Castile soap is the most ancient and natural detergent, made with grease of animal or plant origin and alkaline substances (as lye made with woody ashes) since 3000 B.C. in Mesopotamia. Complex detergents were developed just about 100 years ago; why were they considered necessary and why are they almost totally replacing soap in laundry?

The main reason is the following: in hard waters soap combines with calcium and magnesium, giving water insoluble residues clearly dropping on fabrics. In washing by hand, the user may be careful in removing these traces by rinsing thoroughly; instead, laundry by machine cannot remove them.

Unlike a soap or a pure alkaline agent (which creates soap molecules, removing greasy soil), a laundry detergent ingredients work without giving water insoluble residues; in addition, it generally contains some ingredients working as antiredeposition agents.

Common detergents often contain other ingredients: some are efficient (bleaching powders, as sodium percarbonate); other give only the illusion of clean, whereas they only cover with a white fluorescent blanket every stains and greying fabrics (optical brighnteres and blue dyes) and conceal odours with strong and persistant fragrances.

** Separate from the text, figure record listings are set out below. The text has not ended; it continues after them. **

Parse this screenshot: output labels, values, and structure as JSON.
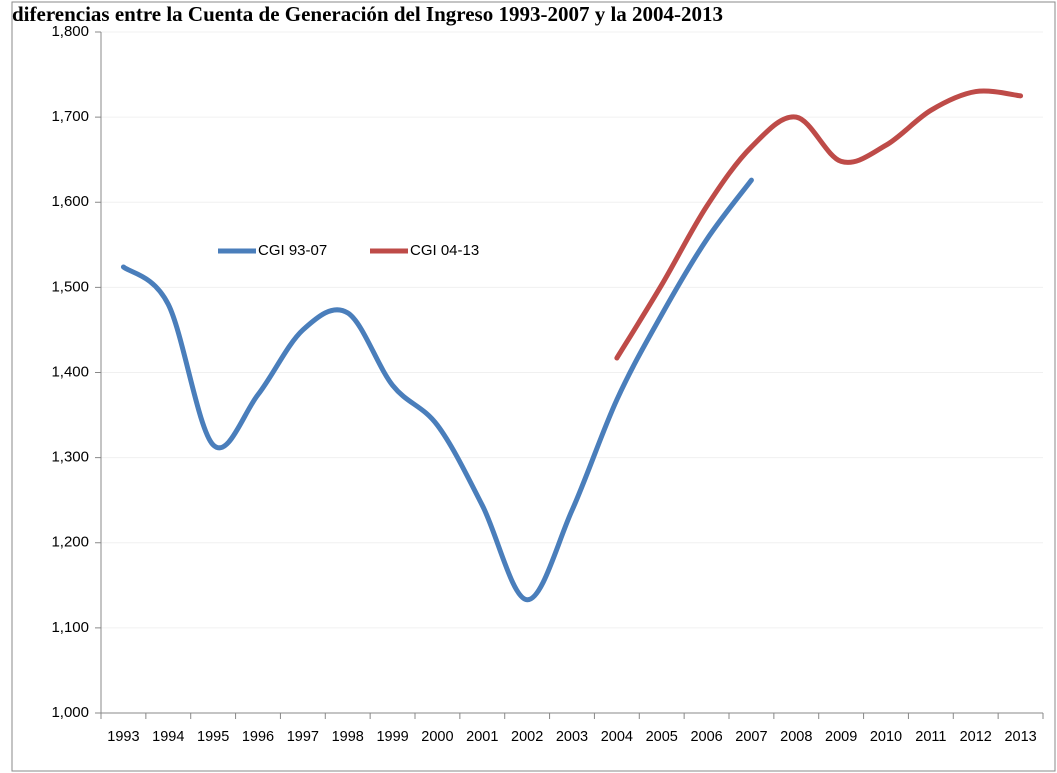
{
  "chart_data": {
    "type": "line",
    "title": "diferencias entre la Cuenta de Generación del Ingreso 1993-2007 y la 2004-2013",
    "categories": [
      "1993",
      "1994",
      "1995",
      "1996",
      "1997",
      "1998",
      "1999",
      "2000",
      "2001",
      "2002",
      "2003",
      "2004",
      "2005",
      "2006",
      "2007",
      "2008",
      "2009",
      "2010",
      "2011",
      "2012",
      "2013"
    ],
    "series": [
      {
        "name": "CGI 93-07",
        "color": "#4a7ebb",
        "values": [
          1524,
          1480,
          1315,
          1374,
          1450,
          1470,
          1385,
          1338,
          1244,
          1133,
          1238,
          1368,
          1468,
          1556,
          1626,
          null,
          null,
          null,
          null,
          null,
          null
        ]
      },
      {
        "name": "CGI 04-13",
        "color": "#be4b48",
        "values": [
          null,
          null,
          null,
          null,
          null,
          null,
          null,
          null,
          null,
          null,
          null,
          1417,
          1503,
          1595,
          1665,
          1700,
          1648,
          1667,
          1708,
          1730,
          1725
        ]
      }
    ],
    "ylim": [
      1000,
      1800
    ],
    "yticks": [
      {
        "value": 1000,
        "label": "1,000"
      },
      {
        "value": 1100,
        "label": "1,100"
      },
      {
        "value": 1200,
        "label": "1,200"
      },
      {
        "value": 1300,
        "label": "1,300"
      },
      {
        "value": 1400,
        "label": "1,400"
      },
      {
        "value": 1500,
        "label": "1,500"
      },
      {
        "value": 1600,
        "label": "1,600"
      },
      {
        "value": 1700,
        "label": "1,700"
      },
      {
        "value": 1800,
        "label": "1,800"
      }
    ],
    "grid": true
  }
}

Until 2004, detergents production affected particularly both the environment and human health: among the ingredients, there were not biodegradable and very toxic substances (octyl- and nonylphenol ethoxylated, powerful endocrine disruptors); furthermore, all surfactants were not subject to any regulations about biodegradability. Since 2005 (since Reg CE/648/2004implementation) these issues were improved: European Commission banned most toxic surfactants and obliged all detergents producers to use only readily biodegradable surfactants, according to OECD Tests 301 A-F). However all the remaining ingredients – generally the largest part of a detergent – are exempted from any environmental requirements.

Bensos, since the beginning, decided to extend the requirement of ready biodegradability (according to OECD Tests A-F) to all the ingredients of any of its products. The only exception is represented by fragrances, which are certificated allergen-free and phtalates-free by suppliers; however, Bensos uses very low amounts of fragrances and only in few products.